There are also side effects to medication to be aware of. Many people treated for Bipolar Disorder take lithium and you must drink adequate water every day and have your lithium levels checked every few months through blood work to ensure the levels are not getting too high. There is a lot to consider when seeking help, but I’m not sure the other side (refusing help) is truly fulfilling or worth it.

All at the same time, I am so thankful I have received the proper help and I am grateful I have felt genuinely better without too many side effects and without losing the essence of who I am. I’m so grateful for my psychiatrist who pieced together my story and uncovered this missing piece. My loved ones have been patient with me and willing to make changes to support my well being and future and I’m very grateful for that.

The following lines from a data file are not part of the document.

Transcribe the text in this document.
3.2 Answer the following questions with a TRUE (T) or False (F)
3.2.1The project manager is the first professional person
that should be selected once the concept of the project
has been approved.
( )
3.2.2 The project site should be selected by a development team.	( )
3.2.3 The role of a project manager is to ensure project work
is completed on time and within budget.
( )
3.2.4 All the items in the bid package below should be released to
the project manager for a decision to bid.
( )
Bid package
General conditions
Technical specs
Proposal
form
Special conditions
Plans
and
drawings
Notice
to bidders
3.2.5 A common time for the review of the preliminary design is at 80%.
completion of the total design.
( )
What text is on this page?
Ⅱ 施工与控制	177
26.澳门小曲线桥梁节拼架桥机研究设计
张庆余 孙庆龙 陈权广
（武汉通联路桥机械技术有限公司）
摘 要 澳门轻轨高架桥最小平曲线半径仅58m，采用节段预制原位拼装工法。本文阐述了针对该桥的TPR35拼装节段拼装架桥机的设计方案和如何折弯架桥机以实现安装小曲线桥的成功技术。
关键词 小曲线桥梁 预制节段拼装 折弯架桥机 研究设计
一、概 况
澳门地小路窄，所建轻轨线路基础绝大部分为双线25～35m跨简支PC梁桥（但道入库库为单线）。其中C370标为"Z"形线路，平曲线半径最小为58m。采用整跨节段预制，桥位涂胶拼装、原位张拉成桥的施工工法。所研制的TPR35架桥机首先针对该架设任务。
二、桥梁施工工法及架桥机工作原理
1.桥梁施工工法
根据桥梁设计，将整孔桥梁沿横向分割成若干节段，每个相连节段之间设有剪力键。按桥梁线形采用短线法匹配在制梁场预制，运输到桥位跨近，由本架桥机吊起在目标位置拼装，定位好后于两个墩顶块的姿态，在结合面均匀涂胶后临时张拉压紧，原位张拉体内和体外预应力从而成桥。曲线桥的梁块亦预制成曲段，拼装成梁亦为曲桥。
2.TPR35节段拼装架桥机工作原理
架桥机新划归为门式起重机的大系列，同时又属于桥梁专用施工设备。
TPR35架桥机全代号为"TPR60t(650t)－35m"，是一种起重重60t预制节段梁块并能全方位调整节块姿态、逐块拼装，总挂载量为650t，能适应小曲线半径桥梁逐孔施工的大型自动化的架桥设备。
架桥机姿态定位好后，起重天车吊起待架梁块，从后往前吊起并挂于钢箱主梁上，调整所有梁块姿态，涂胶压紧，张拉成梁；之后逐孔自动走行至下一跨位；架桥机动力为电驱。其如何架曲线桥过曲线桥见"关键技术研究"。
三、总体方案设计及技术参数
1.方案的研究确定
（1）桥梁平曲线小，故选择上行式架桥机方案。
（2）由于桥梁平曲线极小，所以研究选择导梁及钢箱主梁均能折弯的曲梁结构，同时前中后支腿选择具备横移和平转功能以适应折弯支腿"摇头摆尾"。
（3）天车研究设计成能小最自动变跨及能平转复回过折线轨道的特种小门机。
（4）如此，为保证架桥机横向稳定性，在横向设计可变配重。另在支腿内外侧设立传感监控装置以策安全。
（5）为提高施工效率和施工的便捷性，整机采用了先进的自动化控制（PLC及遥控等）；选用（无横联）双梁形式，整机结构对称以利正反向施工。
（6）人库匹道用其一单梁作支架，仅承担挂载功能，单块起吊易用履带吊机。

I suggest to those who may worry they would lose their free range of creativity in writing by accepting help is to have brainstorming sessions, access to a thesaurus and patience with yourself. Sometimes it takes me jotting a string of random words, looking up synonyms of simpler words to challenge myself or sitting in solitude for a bit before coming to creative writing I am most proud of. It’d be nice and all if I could be as quick as I was when manic, but I’m much happier being a bit slower to my words now that I’m better. “Being quick” also meant little sleep and non-stop creating, which is not healthy. Be patient with your healing brain and your creative heart. You are still capable of being creative. As my art professor shared with us today, Jim Kwik, author of Limitless, shared in his book that it’s not about having creativity; it’s about doing creativity. Creativity is not only a possession or attribute; it can be a mindset and we can all access it. Be patient and be persistent. Like creativity, do healing, too, and choose to help yourself. You deserve to feel better and you are worth the time and work it takes to heal.

I am still a creative thinker. I still write compelling poetry and articles about mental health. I am still working hard as a student and healthcare worker. I am still incredibly passionate. I still feel deeply. I am still very empathetic. I still care a lot.
I have not lost who I am by accepting help. In fact, I feel more sure of who I am now that I am well.